Eight retirees with ties to the Big Apple all contracted the coronavirus during their regular poker nights in Florida — leaving three of them dead, according to a report.
The close-knit group played their last game at a condo in Aventura, a suburb 17 miles north of Miami, on March 21 — with one of them coughing and sniffing, the South Florida Sun Sentinel said.
Within weeks all eight were stricken by the disease — three of them fatally — and the survivors believe they all became infected during their regular, intimate gatherings, they told the paper.
“It’s a tragedy,” Harriet Molko, who thought she might also die during nine days in a hospital, told the paper.
“I don’t know how I made it,” said Molko, whose husband, Ronald Molko, also tested positive. “It’s just a nightmare and I’m trying to get over it.”
The three who died — Marcy Friedman, 94, as well as a couple, Beverly Glass, 84, and Fred Sands, 86 — were all New York natives with pre-existing conditions, the report said.
Marcy’s son Andrew Friedman — who still lives in Brooklyn, where his mother was born — says he warned his mom about social distancing, but the panic was yet to reach its current intensity.
“It wasn’t like now,” he told the Sun Sentinel. “Everything wasn’t shut down.”
The former school secretary who retired to Florida in the early 2000s started complaining of breathing problems on March 15, and was hospitalized the next day, her son said.
Her son flew to Florida — but was only allowed to see her on FaceTime because of strict quarantine rules.
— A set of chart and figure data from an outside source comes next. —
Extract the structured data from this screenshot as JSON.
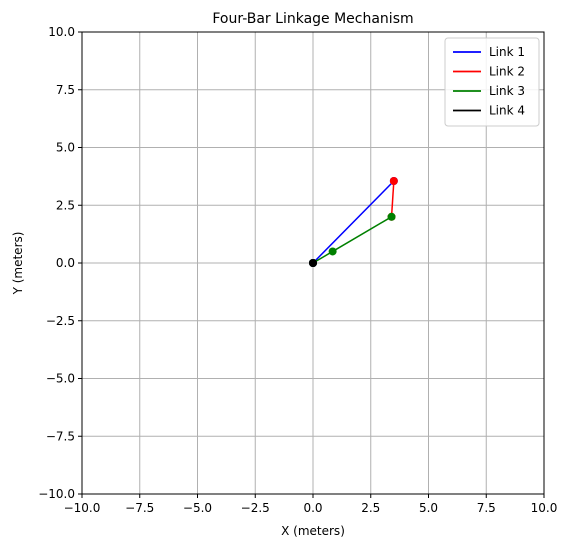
{
  "chart_data": {
    "type": "line",
    "title": "Four-Bar Linkage Mechanism",
    "xlabel": "X (meters)",
    "ylabel": "Y (meters)",
    "xlim": [
      -10,
      10
    ],
    "ylim": [
      -10,
      10
    ],
    "xticks": [
      -10,
      -7.5,
      -5,
      -2.5,
      0,
      2.5,
      5,
      7.5,
      10
    ],
    "yticks": [
      -10,
      -7.5,
      -5,
      -2.5,
      0,
      2.5,
      5,
      7.5,
      10
    ],
    "xtick_labels": [
      "−10.0",
      "−7.5",
      "−5.0",
      "−2.5",
      "0.0",
      "2.5",
      "5.0",
      "7.5",
      "10.0"
    ],
    "ytick_labels": [
      "−10.0",
      "−7.5",
      "−5.0",
      "−2.5",
      "0.0",
      "2.5",
      "5.0",
      "7.5",
      "10.0"
    ],
    "grid": true,
    "legend_position": "top-right",
    "series": [
      {
        "name": "Link 1",
        "color": "#0000ff",
        "points": [
          [
            0,
            0
          ],
          [
            3.5,
            3.55
          ]
        ]
      },
      {
        "name": "Link 2",
        "color": "#ff0000",
        "points": [
          [
            3.5,
            3.55
          ],
          [
            3.4,
            2.0
          ]
        ]
      },
      {
        "name": "Link 3",
        "color": "#008000",
        "points": [
          [
            0,
            0
          ],
          [
            0.85,
            0.5
          ],
          [
            3.4,
            2.0
          ]
        ]
      },
      {
        "name": "Link 4",
        "color": "#000000",
        "points": [
          [
            0,
            0
          ],
          [
            0,
            0
          ]
        ]
      }
    ]
  }
}
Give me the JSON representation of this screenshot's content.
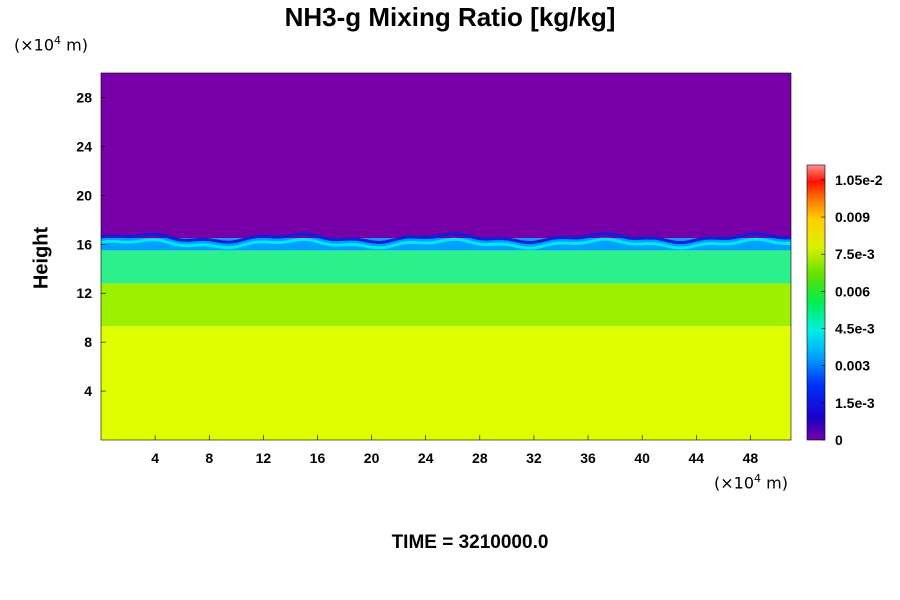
{
  "chart_data": {
    "type": "heatmap",
    "title": "NH3-g Mixing Ratio [kg/kg]",
    "ylabel": "Height",
    "x_unit": "(×10⁴ m)",
    "y_unit": "(×10⁴ m)",
    "x_unit_base": "(×10",
    "x_unit_exp": "4",
    "x_unit_tail": " m)",
    "y_unit_base": "(×10",
    "y_unit_exp": "4",
    "y_unit_tail": " m)",
    "xlim": [
      0,
      51
    ],
    "ylim": [
      0,
      30
    ],
    "xticks": [
      "4",
      "8",
      "12",
      "16",
      "20",
      "24",
      "28",
      "32",
      "36",
      "40",
      "44",
      "48"
    ],
    "yticks": [
      "4",
      "8",
      "12",
      "16",
      "20",
      "24",
      "28"
    ],
    "colorbar": {
      "range": [
        0,
        0.0111
      ],
      "tick_labels": [
        "1.05e-2",
        "0.009",
        "7.5e-3",
        "0.006",
        "4.5e-3",
        "0.003",
        "1.5e-3",
        "0"
      ],
      "tick_values": [
        0.0105,
        0.009,
        0.0075,
        0.006,
        0.0045,
        0.003,
        0.0015,
        0
      ]
    },
    "layers": [
      {
        "from_height": 0,
        "to_height": 9.3,
        "value": 0.0079,
        "color": "#dfff00"
      },
      {
        "from_height": 9.3,
        "to_height": 12.8,
        "value": 0.0068,
        "color": "#9df000"
      },
      {
        "from_height": 12.8,
        "to_height": 15.5,
        "value": 0.0044,
        "color": "#2bf08c"
      },
      {
        "from_height": 15.5,
        "to_height": 16.5,
        "value": 0.0015,
        "color": "#00a0ff"
      },
      {
        "from_height": 16.5,
        "to_height": 30,
        "value": 0,
        "color": "#7700a8"
      }
    ]
  },
  "time_label": "TIME = 3210000.0"
}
His mother died alone.
“It was terrible for me,” Andrew said of knowing his mother died alone. “I’m sure it was terrible for her.”
Fellow New York natives Glass and Sands, meanwhile, were initially placed in separate hospital rooms at Memorial Regional Hospital where they both tested positive for COVID-19, the paper said.
The couple of 20 years were finally moved into the same room — and would hold hands while in adjoining beds, nurses told relatives.
Beverly Glass and Frederick SandsFacebook
Sands — who had non-Hodgkins lymphoma and a heart condition — died on March 27. Glass, who had watched him die, succumbed a few days later, on March 31, the report says.
Glass’ daughter, Lori Helitzer, said she takes comfort in them being together for their final days. “Unfortunately, it’s more than most people get,” she said of the cruel disease that leaves many to die alone.